En Suède, j’ai bénéficié du congé parental d’un an… et j'ai détesté
18 nov. 2020
7min
Journaliste indépendante
Alors que la France se réjouit d’avoir voté l’allongement du congé paternité, passé de 14 à 28 jours (dont 7 obligatoires), en Suède, cela fait un peu plus de quarante ans que les jeunes parents bénéficient d’un congé indemnisé de 480 jours, dont trois mois obligatoires par parent. Considéré comme précurseur dans la promotion de l’égalité hommes-femmes, le modèle suédois est souvent loué par ses voisins européens, qui voient dans sa politique familiale généreuse une façon bien plus saine d’équilibrer vie de famille et vie professionnelle. Pourtant, si vu de l’extérieur le système suédois peut sembler séduisant, bénéficier d’un congé parental aussi long n’est pas la panacée pour tout le monde. Elise, française expatriée en Suède depuis cinq ans, a bénéficié d’un an de congé parental à la naissance de son petit dernier et préférerait ne jamais revivre cela.
Des débuts compliqués
Nous sommes arrivés en Suède en novembre 2015. Mon mari est professeur de littérature britannique à l’université, et moi, traductrice indépendante. Auparavant, nous avions vécu à Bruxelles, puis à Manchester, où mon premier fils est né. Quand nous avons déménagé pour Göteborg, seconde ville de Suède après Stockolm, j’étais enceinte de mon deuxième enfant, Joseph, et mon aîné, Andrei, avait alors dix-huit mois.
La première étape fut de trouver une crèche pour Andrei. En Suède, il faut savoir que toutes les crèches et les maternelles, rassemblées ici sous le nom de pre-school, sont gérées par les communes. Il n’existe quasiment pas de nourrices, tout est géré collectivement, et l’enfant ne peut pas aller à la crèche avant ses douze mois.
Étant travailleuse indépendante, tant que mon statut d’auto-entrepreneure suédois n’était pas validé, Andrei n’avait pas le droit d’aller à la crèche à temps plein. Je me suis donc retrouvée en début de grossesse avec des nausées, mon aîné à gérer une partie de la semaine, les statuts de mon entreprise à transférer de Manchester à Göteborg… Bref, un démarrage pas évident.

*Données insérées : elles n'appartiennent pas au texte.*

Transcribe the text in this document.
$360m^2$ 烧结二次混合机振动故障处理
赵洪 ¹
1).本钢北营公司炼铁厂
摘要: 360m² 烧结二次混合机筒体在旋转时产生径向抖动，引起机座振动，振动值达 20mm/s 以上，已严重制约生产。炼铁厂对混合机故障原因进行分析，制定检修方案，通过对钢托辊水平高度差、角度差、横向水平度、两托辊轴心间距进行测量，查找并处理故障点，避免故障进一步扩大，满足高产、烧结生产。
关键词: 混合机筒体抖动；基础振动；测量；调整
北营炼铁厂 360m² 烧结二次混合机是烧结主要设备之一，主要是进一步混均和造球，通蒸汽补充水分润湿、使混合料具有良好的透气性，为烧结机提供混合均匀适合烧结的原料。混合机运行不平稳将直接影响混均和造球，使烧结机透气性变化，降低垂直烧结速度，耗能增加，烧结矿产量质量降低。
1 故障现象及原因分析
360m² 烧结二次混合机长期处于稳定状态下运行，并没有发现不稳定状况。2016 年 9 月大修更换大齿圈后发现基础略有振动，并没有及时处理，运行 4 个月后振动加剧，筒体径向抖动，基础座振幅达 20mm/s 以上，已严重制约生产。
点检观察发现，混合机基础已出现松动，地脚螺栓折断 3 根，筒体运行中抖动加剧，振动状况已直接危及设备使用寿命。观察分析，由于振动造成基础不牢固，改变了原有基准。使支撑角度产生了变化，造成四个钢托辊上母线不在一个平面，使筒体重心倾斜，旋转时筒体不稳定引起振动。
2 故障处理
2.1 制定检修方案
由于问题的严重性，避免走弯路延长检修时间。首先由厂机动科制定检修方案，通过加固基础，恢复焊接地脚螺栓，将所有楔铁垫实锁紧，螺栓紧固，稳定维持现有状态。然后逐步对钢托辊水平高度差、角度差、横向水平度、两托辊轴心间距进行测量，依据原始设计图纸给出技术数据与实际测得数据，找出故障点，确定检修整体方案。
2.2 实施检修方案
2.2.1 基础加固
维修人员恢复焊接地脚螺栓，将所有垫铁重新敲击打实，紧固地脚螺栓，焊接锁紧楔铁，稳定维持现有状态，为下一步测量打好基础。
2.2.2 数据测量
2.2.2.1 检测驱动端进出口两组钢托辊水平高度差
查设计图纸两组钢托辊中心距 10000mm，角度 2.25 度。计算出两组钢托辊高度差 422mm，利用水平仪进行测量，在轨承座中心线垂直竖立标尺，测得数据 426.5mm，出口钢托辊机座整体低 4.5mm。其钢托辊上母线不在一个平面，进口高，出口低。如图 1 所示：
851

Se retrouver avec plusieurs enfants à gérer
Mais ce qui a vraiment été difficile à encaisser, c’est quand on a appris qu’à la naissance de notre deuxième enfant, on ne pourrait plus mettre l’aîné à la crèche tous les jours. C’est un système qui s’applique à tous les parents qui touchent des allocations de congé parental en Suède : les autres enfants de la fratrie n’ont pas le droit d’aller à l’école à temps plein si l’un des parents est en congé parental. Or, sachant qu’aucune structure n’accueille d’enfant avant ses un an, et qu’il y a très peu de nourrices, presque tous les parents prennent le congé parental à la naissance, au moins pendant les douze premiers mois. Résultat, en cas de fratrie, les parents se retrouvent avec le nouveau-né plus les frères et sœurs une partie de la semaine.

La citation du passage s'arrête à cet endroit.